Des voix brunes et des voix blondes

"De toutes les personnes qui ont été privées de la vue presque en naissant, la plus surprenante qui ait existé est  Melle Mélanie de Salignac. Elle avait un grand fond de raison, une douceur charmante, une finesse peu commune. Une de ses tantes invitait sa mère à venir l'aider à plaire à dix-neuf ostrogoths qu'elle avait à diner, et sa nièce disait: Je ne conçois rien à ma chère tante, pourquoi plaire à dix-neuf ostrogoths? Pour moi, je ne veux plaire qu'à ceux que j'aime.

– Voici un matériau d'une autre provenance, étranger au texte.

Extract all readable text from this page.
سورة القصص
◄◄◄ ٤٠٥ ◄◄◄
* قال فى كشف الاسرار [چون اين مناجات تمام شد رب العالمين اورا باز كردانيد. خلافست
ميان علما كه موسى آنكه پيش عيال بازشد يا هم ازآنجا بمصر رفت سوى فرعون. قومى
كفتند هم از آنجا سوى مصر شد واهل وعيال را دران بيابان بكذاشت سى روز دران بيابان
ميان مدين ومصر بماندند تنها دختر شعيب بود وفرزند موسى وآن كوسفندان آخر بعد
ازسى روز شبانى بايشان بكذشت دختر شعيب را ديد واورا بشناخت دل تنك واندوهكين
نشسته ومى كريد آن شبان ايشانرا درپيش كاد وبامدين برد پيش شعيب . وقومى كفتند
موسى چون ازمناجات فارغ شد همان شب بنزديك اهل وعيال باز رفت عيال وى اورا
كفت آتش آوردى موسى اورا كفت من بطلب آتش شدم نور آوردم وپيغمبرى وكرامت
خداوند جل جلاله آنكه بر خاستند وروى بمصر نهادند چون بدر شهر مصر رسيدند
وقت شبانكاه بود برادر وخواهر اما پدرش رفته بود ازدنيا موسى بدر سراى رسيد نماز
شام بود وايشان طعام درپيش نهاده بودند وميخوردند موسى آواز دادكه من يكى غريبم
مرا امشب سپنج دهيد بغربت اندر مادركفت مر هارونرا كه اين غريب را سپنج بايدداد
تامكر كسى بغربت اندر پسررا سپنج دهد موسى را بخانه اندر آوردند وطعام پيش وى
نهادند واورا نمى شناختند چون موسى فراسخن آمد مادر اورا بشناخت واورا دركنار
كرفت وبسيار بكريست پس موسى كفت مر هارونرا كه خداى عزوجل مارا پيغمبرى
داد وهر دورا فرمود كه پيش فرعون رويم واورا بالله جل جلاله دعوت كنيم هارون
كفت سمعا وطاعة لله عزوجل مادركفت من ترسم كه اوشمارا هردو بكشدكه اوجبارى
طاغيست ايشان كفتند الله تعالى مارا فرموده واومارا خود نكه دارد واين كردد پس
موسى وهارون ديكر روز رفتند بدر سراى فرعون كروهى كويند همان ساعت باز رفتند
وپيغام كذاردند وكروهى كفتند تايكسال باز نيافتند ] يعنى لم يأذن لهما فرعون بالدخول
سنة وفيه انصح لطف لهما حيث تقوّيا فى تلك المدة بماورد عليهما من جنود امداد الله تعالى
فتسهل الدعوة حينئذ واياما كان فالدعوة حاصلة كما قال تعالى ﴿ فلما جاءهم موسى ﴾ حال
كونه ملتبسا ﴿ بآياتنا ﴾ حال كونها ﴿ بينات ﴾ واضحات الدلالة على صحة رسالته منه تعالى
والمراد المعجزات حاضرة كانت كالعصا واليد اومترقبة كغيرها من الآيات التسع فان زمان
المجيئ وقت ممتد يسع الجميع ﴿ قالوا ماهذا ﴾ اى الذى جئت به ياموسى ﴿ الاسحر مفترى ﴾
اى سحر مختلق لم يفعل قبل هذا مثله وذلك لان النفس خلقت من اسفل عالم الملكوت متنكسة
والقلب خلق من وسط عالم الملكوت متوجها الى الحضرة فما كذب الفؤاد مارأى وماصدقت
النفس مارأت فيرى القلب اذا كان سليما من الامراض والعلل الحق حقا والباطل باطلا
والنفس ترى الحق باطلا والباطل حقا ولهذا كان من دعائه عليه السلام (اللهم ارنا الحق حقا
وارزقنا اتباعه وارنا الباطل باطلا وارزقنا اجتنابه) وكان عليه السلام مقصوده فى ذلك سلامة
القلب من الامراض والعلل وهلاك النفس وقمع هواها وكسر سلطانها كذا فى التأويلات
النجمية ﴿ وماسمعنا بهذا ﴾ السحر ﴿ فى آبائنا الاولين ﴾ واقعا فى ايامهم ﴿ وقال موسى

Le son de la voix avait pour elle la même séduction ou la même répugnance que la physionomie pour celui qui voit. Quand elle entendait chanter , elle distinguait des voix brunes et des voix blondes; quand on lui parlait, elle jugeait la taille par la direction du son qui la frappait de haut en bas si la personne était grande ou de bas en haut si la personne était petite.Elle ne se souciait pas de voir et un jour que je lui en demandais la raison: c'est, me répondit-elle que je n'aurais que mes yeux au lieu que je jouis des yeux de tous; à tout moment, on m'oblige, et à tout moment, je suis reconnaissante; hélas, si je voyais, bientôt, on ne s'occuperait plus de moi.

A l'approche de la nuit, elle disait que notre règne allait finir, et que le sien allait commencer.On conçoit que vivant dans les ténèbres avec l'habitude d'agir et de penser pendant une nuit éternelle, l'insomnie qui nous est si fâcheuse ne lui était pas même importune...

Elle avait l'ouïe et l'odorat exquis; elle jugeait à l'impression de l'air, de l'état de l'atmosphère, si le temps était nébuleux ou serein, si elle marchait dans une place , dans une rue ou dans un cul-de -sac, dans un lieu ouvert ou dans un lieu fermé, dans un vaste appartement ou dans une chambre étroite; elle mesurait l'espace circonscrit par le bruit de ses pieds ou le retentissement de sa voix; lorsqu'elle avait parcouru une maison, la topographie lui en restait dans la tête, au point de prévenir les autres des dangers auxquels ils s'exposaient: prenez garde, ici la porte est trop basse, ici, vous trouverez une marche.Elle était peu sensible aux charmes de la jeunesse : jamais, disait-elle un bel homme ne me fera tourner la tête.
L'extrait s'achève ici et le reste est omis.